Melatonin–Nitric Oxide Interaction Modulates Catalase Activity and Hydrogen Peroxide Homeostasis in Sunflower Seedling Cotyledons Accompanying NaCl Stress

Modulation of catalase activity can be one of the probable adaptive mechanisms in plants to alleviate stress by regulating intracellular hydrogen peroxide (H 2 O 2 ) levels. Catalase is expected to exhibit affinity for nitric oxide (NO) since heme iron is its intrinsic constituent. Melatonin, a tryptophan derivative, can also be expected to regulate catalase activity through its interaction with NO, direct scavenging of H 2 O 2 , or inhibition of NO biosynthesis. A crosstalk between melatonin and NO has been investigated in sunflower seedlings subjected to 120 mM NaCl in the presence of NO donor (Diethylenetriamine NONOate (DETA)) and/or melatonin through changes in catalase activity and H 2 O 2 levels.

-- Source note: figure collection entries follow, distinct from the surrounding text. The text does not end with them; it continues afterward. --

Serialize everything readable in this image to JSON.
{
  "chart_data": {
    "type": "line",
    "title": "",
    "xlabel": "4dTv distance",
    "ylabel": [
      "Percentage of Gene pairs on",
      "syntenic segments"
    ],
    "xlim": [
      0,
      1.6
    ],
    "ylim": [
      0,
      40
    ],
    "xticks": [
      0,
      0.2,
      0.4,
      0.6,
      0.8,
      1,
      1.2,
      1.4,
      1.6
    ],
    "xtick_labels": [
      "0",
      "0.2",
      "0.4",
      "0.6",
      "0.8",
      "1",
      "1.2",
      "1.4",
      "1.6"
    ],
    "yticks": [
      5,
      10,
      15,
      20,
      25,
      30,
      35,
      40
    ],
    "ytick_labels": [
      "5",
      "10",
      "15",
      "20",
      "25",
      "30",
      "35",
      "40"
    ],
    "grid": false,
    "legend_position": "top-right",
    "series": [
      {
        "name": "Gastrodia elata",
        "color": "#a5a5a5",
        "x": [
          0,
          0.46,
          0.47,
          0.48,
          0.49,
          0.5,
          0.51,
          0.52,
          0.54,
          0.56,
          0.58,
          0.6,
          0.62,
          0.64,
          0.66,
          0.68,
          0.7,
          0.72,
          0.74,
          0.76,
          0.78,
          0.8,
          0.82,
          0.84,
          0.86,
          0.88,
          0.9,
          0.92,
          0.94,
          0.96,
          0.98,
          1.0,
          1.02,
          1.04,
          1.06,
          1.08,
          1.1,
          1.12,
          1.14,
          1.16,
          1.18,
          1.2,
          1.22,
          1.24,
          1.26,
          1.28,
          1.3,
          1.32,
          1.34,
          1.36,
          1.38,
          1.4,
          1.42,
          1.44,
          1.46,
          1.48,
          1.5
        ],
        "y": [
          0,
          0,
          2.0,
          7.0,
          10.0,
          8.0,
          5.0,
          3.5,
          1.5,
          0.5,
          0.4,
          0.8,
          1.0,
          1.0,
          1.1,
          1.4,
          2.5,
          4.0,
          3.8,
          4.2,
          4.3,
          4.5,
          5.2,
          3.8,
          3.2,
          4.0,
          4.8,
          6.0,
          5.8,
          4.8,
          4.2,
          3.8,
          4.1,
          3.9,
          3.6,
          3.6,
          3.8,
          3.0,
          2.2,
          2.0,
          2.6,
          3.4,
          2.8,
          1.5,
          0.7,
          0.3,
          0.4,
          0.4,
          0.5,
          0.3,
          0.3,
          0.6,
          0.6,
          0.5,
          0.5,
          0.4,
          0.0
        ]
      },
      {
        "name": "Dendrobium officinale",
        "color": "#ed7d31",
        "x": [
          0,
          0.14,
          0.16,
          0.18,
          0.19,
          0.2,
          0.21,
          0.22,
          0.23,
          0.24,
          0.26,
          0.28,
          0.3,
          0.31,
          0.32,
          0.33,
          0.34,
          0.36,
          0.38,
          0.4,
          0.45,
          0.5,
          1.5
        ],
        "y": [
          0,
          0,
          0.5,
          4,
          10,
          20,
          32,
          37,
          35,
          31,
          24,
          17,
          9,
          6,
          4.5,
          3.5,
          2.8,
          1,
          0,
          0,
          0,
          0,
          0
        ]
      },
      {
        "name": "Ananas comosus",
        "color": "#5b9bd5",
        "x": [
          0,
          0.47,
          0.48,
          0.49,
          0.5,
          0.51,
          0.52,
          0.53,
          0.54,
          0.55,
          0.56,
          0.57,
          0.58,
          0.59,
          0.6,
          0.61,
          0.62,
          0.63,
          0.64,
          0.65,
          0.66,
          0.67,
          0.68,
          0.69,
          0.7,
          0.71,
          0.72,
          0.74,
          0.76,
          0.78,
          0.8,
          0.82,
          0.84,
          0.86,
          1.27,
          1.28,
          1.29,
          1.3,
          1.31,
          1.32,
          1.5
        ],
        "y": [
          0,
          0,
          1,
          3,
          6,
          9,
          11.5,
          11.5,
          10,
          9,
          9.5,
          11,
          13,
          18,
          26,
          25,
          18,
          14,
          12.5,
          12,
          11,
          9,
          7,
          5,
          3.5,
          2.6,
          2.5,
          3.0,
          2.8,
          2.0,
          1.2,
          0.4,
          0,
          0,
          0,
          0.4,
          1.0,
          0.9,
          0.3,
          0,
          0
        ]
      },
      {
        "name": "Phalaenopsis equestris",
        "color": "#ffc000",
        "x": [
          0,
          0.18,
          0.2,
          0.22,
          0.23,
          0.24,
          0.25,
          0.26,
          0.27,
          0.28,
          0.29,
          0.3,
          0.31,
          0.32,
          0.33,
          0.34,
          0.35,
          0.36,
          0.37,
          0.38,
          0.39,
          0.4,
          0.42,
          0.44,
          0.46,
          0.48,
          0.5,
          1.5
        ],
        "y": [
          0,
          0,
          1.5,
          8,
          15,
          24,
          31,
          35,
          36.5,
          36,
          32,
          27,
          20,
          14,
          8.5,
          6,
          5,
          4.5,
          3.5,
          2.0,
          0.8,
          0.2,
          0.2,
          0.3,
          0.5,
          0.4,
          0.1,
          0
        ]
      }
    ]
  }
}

Confocal laser scanning microscopy (CLSM) imaging of catalase in the cells of seedling cotyledons and spectrofluorometric estimation of endogenous NO in the tissue have also been undertaken. A significant upregulation of catalase activity by melatonin in sunflower seedling cotyledons, more so in salt-stressed conditions, is evident. NO and melatonin show an inverse relationship in altering catalase activity. Melatonin brings about a decrease in endogenous NO content in seedling cotyledons in salt stress conditions. NO binding with ferric heme moiety presumably results in the formation of ferric–nitrosyl complex which prevents H 2 O 2 binding to ferric ion, thereby inhibiting catalase activity. NO may also interact with some constituents of oil body membrane, like caleosins and oleosins, thereby affecting the rate of oil body degradation under salt stress. NO–melatonin interaction is thus evident in the regulation of H 2 O 2 homeostasis and catalase activity distribution as a long-distance signaling response to salt stress.